Everyday Affairs

I was walking with friends along the a suburban Wheaton street when someone said, “What’s that?”
    We looked down to the roadway where she pointed. At first it looked like snapdragon blossom – mottled pink with a red blush. No, its movement was not at all flower-like. I looked closer — a baby bird. Tendelry, I picked it up and held it in the palm of my hand. No larger than two joints of my small finger, it had no weight. We looked at it in wonder.
    It was both beautiful and ugly. The head was as large as the tiny body to which it was attached by a thread of neck. There was no hint of feathers. The large eyes were mere red clots beneath closed lids. Vital organs showed through transparent skin.
    Tiny wings were no bigger than the end of a fingernail. Tiny drum-bone legs had no feet. But it was the little yellow bill that claimed our attention — gaping for food it could not provide.
    How did this miracle of life come to be in the road? What creature, seeing it as its rightful food, had snatched the new-hatched songbird from its mother’s nest? Why was the baby dropped? How did we happen to walk there, see it, feel our hearts go out to it and know that it would die?
    Bowing to nature, I placed the dying bird in the hollow of living grass to become part of all life in that small yard in that tidy neighborhood.
    I thought again of the crow my naturalist daughter told me about. It, too, was dying. and there was no way to help. All day it looked at the party of scientists with its bright black eyes. All day it sat motionless but for those eyes. Out of reach on the underledge of a floating pier, the crow ignored attempts to reach it and ignored bread crumbs tossed to it. Just looked with its crow eyes.
    “Birds die everyday,” someone said. “We just don’t usually see it.”

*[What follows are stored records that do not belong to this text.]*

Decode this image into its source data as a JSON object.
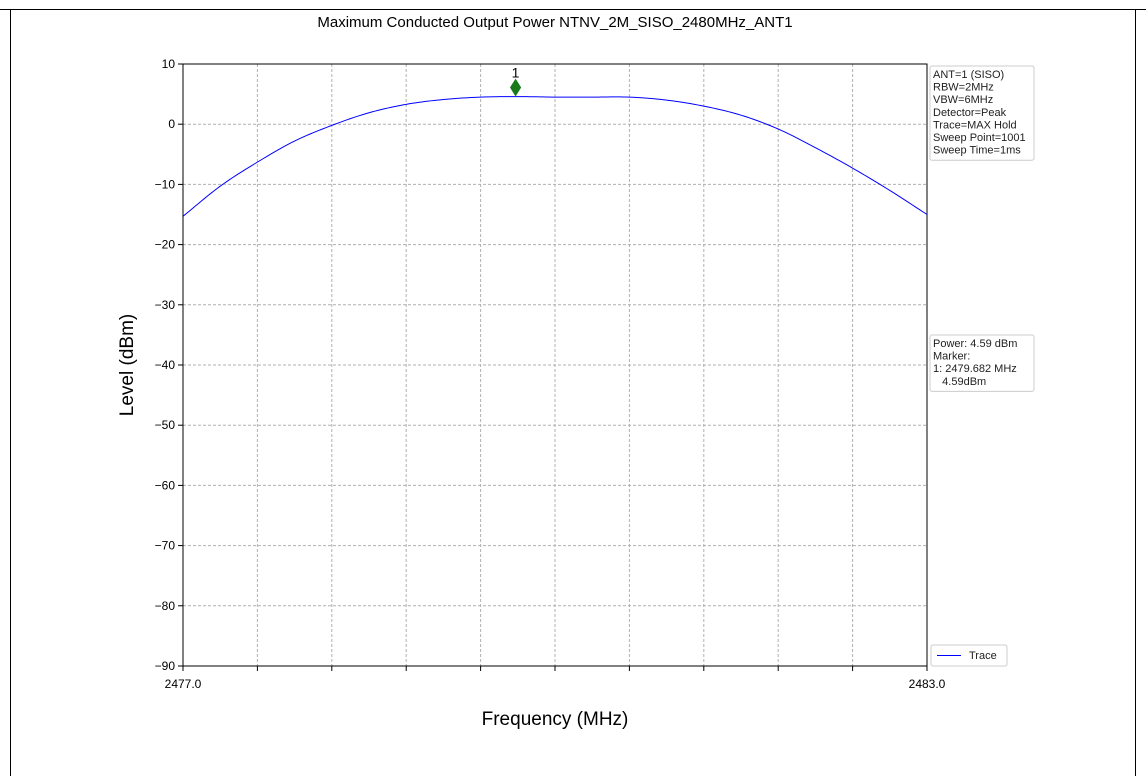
{
  "chart_data": {
    "type": "line",
    "title": "Maximum Conducted Output Power NTNV_2M_SISO_2480MHz_ANT1",
    "xlabel": "Frequency (MHz)",
    "ylabel": "Level (dBm)",
    "xlim": [
      2477.0,
      2483.0
    ],
    "ylim": [
      -90,
      10
    ],
    "x_tick_labels": [
      "2477.0",
      "2483.0"
    ],
    "x_gridlines": [
      2477.0,
      2477.6,
      2478.2,
      2478.8,
      2479.4,
      2480.0,
      2480.6,
      2481.2,
      2481.8,
      2482.4,
      2483.0
    ],
    "y_ticks": [
      10,
      0,
      -10,
      -20,
      -30,
      -40,
      -50,
      -60,
      -70,
      -80,
      -90
    ],
    "grid": true,
    "series": [
      {
        "name": "Trace",
        "color": "#0000ff",
        "x": [
          2477.0,
          2477.3,
          2477.6,
          2477.9,
          2478.2,
          2478.5,
          2478.8,
          2479.1,
          2479.4,
          2479.7,
          2480.0,
          2480.3,
          2480.6,
          2480.9,
          2481.2,
          2481.5,
          2481.8,
          2482.1,
          2482.4,
          2482.7,
          2483.0
        ],
        "y": [
          -15.3,
          -10.3,
          -6.3,
          -2.8,
          -0.2,
          1.9,
          3.3,
          4.1,
          4.5,
          4.59,
          4.5,
          4.5,
          4.5,
          4.0,
          3.0,
          1.5,
          -0.8,
          -3.9,
          -7.3,
          -11.0,
          -15.0
        ]
      }
    ],
    "marker": {
      "label": "1",
      "x": 2479.682,
      "y": 4.59,
      "color": "#1a7a1a",
      "offset_y": 1.5
    },
    "legend": {
      "position": "bottom-right",
      "entries": [
        "Trace"
      ]
    },
    "info_box": [
      "ANT=1 (SISO)",
      "RBW=2MHz",
      "VBW=6MHz",
      "Detector=Peak",
      "Trace=MAX Hold",
      "Sweep Point=1001",
      "Sweep Time=1ms"
    ],
    "result_box": [
      "Power: 4.59 dBm",
      "Marker:",
      "1: 2479.682 MHz",
      "   4.59dBm"
    ]
  }
}
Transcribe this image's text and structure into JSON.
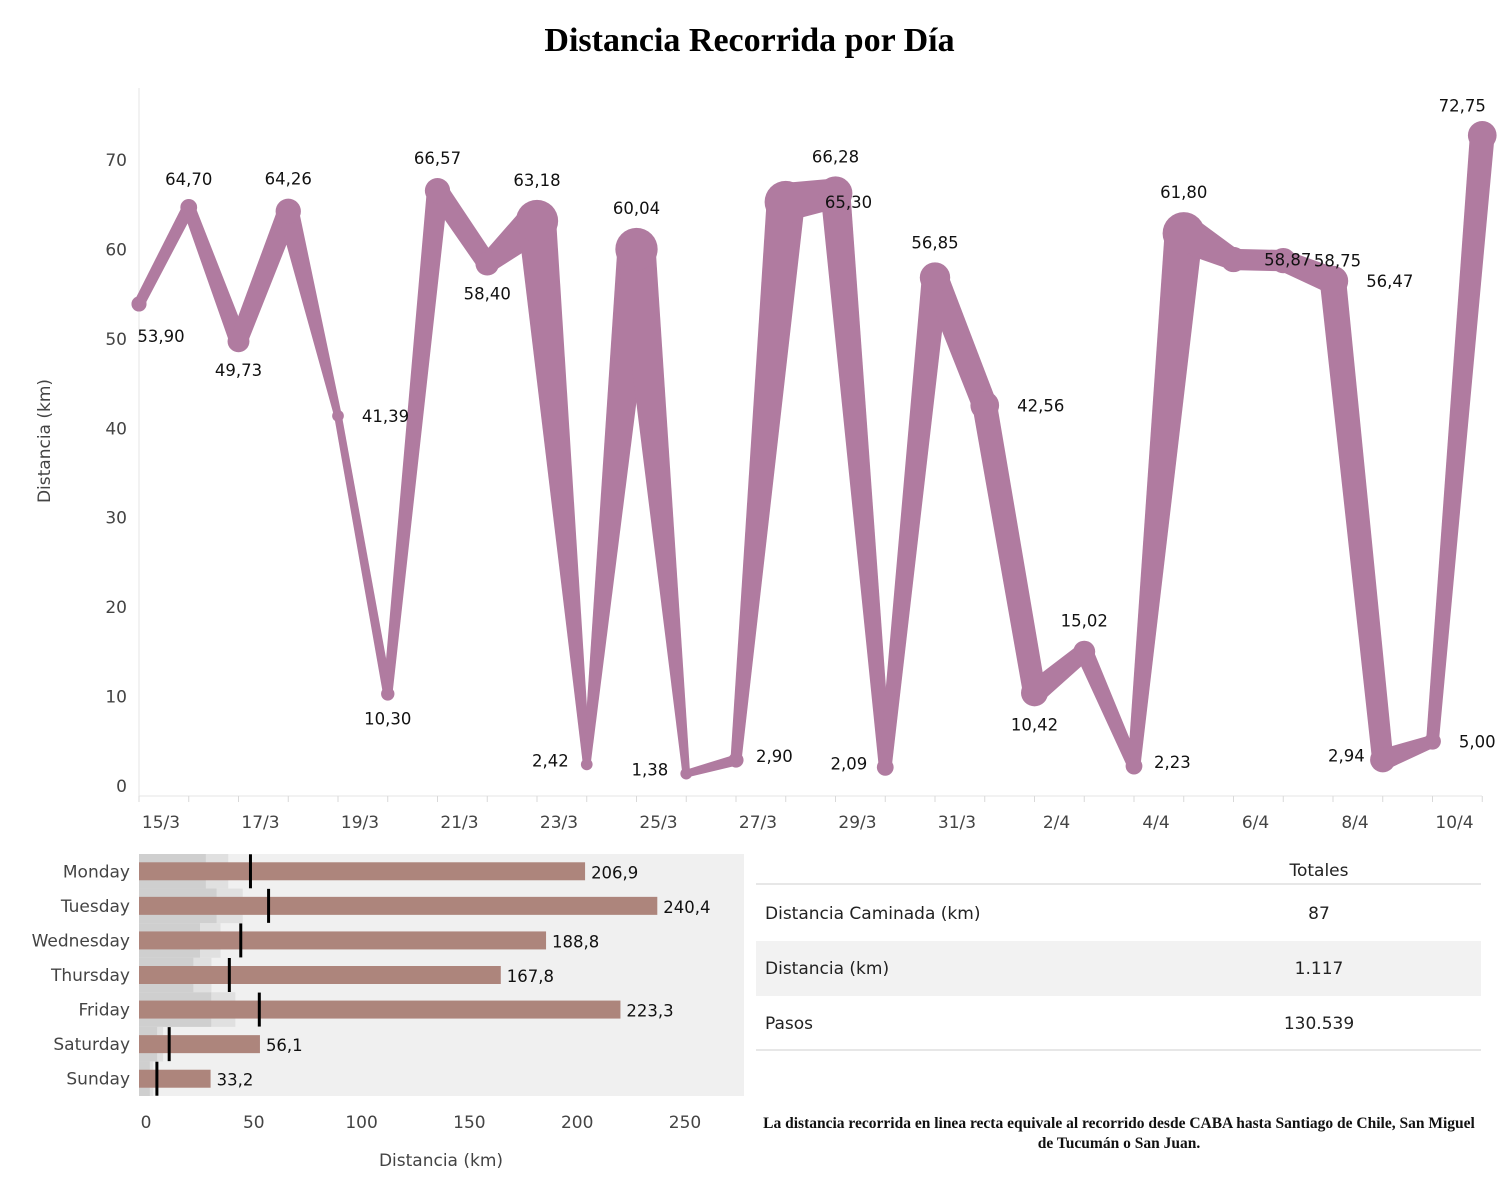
{
  "title": "Distancia Recorrida por Día",
  "note": "La distancia recorrida en linea recta equivale al recorrido desde CABA hasta Santiago de Chile, San Miguel de Tucumán o San Juan.",
  "colors": {
    "line": "#b07ba0",
    "bar": "#ad857c",
    "bar_bg": "#f0f0f0",
    "band_dark": "#cfcfcf",
    "band_light": "#e0e0e0",
    "reference": "#000000"
  },
  "chart_data": [
    {
      "type": "line",
      "ylabel": "Distancia (km)",
      "ylim": [
        0,
        75
      ],
      "y_ticks": [
        0,
        10,
        20,
        30,
        40,
        50,
        60,
        70
      ],
      "x_tick_labels": [
        "15/3",
        "17/3",
        "19/3",
        "21/3",
        "23/3",
        "25/3",
        "27/3",
        "29/3",
        "31/3",
        "2/4",
        "4/4",
        "6/4",
        "8/4",
        "10/4"
      ],
      "x": [
        "15/3",
        "16/3",
        "17/3",
        "18/3",
        "19/3",
        "20/3",
        "21/3",
        "22/3",
        "23/3",
        "24/3",
        "25/3",
        "26/3",
        "27/3",
        "28/3",
        "29/3",
        "30/3",
        "31/3",
        "1/4",
        "2/4",
        "3/4",
        "4/4",
        "5/4",
        "6/4",
        "7/4",
        "8/4",
        "9/4",
        "10/4",
        "11/4"
      ],
      "values": [
        53.9,
        64.7,
        49.73,
        64.26,
        41.39,
        10.3,
        66.57,
        58.4,
        63.18,
        2.42,
        60.04,
        1.38,
        2.9,
        65.3,
        66.28,
        2.09,
        56.85,
        42.56,
        10.42,
        15.02,
        2.23,
        61.8,
        58.87,
        58.75,
        56.47,
        2.94,
        5.0,
        72.75
      ],
      "value_labels": [
        "53,90",
        "64,70",
        "49,73",
        "64,26",
        "41,39",
        "10,30",
        "66,57",
        "58,40",
        "63,18",
        "2,42",
        "60,04",
        "1,38",
        "2,90",
        "65,30",
        "66,28",
        "2,09",
        "56,85",
        "42,56",
        "10,42",
        "15,02",
        "2,23",
        "61,80",
        "58,87",
        "58,75",
        "56,47",
        "2,94",
        "5,00",
        "72,75"
      ],
      "size_weight": [
        0.15,
        0.2,
        0.35,
        0.45,
        0.05,
        0.1,
        0.45,
        0.4,
        0.95,
        0.05,
        0.95,
        0.05,
        0.15,
        0.95,
        0.7,
        0.2,
        0.6,
        0.55,
        0.5,
        0.35,
        0.2,
        0.95,
        0.45,
        0.45,
        0.6,
        0.45,
        0.2,
        0.55
      ]
    },
    {
      "type": "bar",
      "orientation": "horizontal",
      "xlabel": "Distancia (km)",
      "xlim": [
        0,
        280
      ],
      "x_ticks": [
        0,
        50,
        100,
        150,
        200,
        250
      ],
      "categories": [
        "Monday",
        "Tuesday",
        "Wednesday",
        "Thursday",
        "Friday",
        "Saturday",
        "Sunday"
      ],
      "values": [
        206.9,
        240.4,
        188.8,
        167.8,
        223.3,
        56.1,
        33.2
      ],
      "value_labels": [
        "206,9",
        "240,4",
        "188,8",
        "167,8",
        "223,3",
        "56,1",
        "33,2"
      ],
      "reference": [
        51.7,
        60.1,
        47.2,
        41.9,
        55.8,
        14.0,
        8.3
      ],
      "band_inner": [
        31.0,
        36.0,
        28.3,
        25.2,
        33.5,
        8.4,
        5.0
      ],
      "band_outer": [
        41.4,
        48.1,
        37.8,
        33.6,
        44.7,
        11.2,
        6.6
      ]
    },
    {
      "type": "table",
      "header": "Totales",
      "rows": [
        {
          "label": "Distancia Caminada (km)",
          "value": "87"
        },
        {
          "label": "Distancia (km)",
          "value": "1.117"
        },
        {
          "label": "Pasos",
          "value": "130.539"
        }
      ]
    }
  ]
}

    Life and death are an everyday affair in nature. We humans keep trying to push Death away. We hide it in hospitals and animal shelters. We cringe and cry when it is forced on our national consciouness in Oklahoma or Bosnia.
    To nature, it’s part of the dynamic tapestry woven of time.
    Lives are but details that flow in and out of the grand design. Nature’s eye is on continuity. Our human eye spies the individual threads. God creates the loom.
    On our next walk, a small brown-eyed boy offered me a stem of snapdragon. They were mottle pink with a red blush and a yellow-orange mouth. Deeper colors than the bird. Life to be enjoyed, whether brief or long, I accepted with a smile.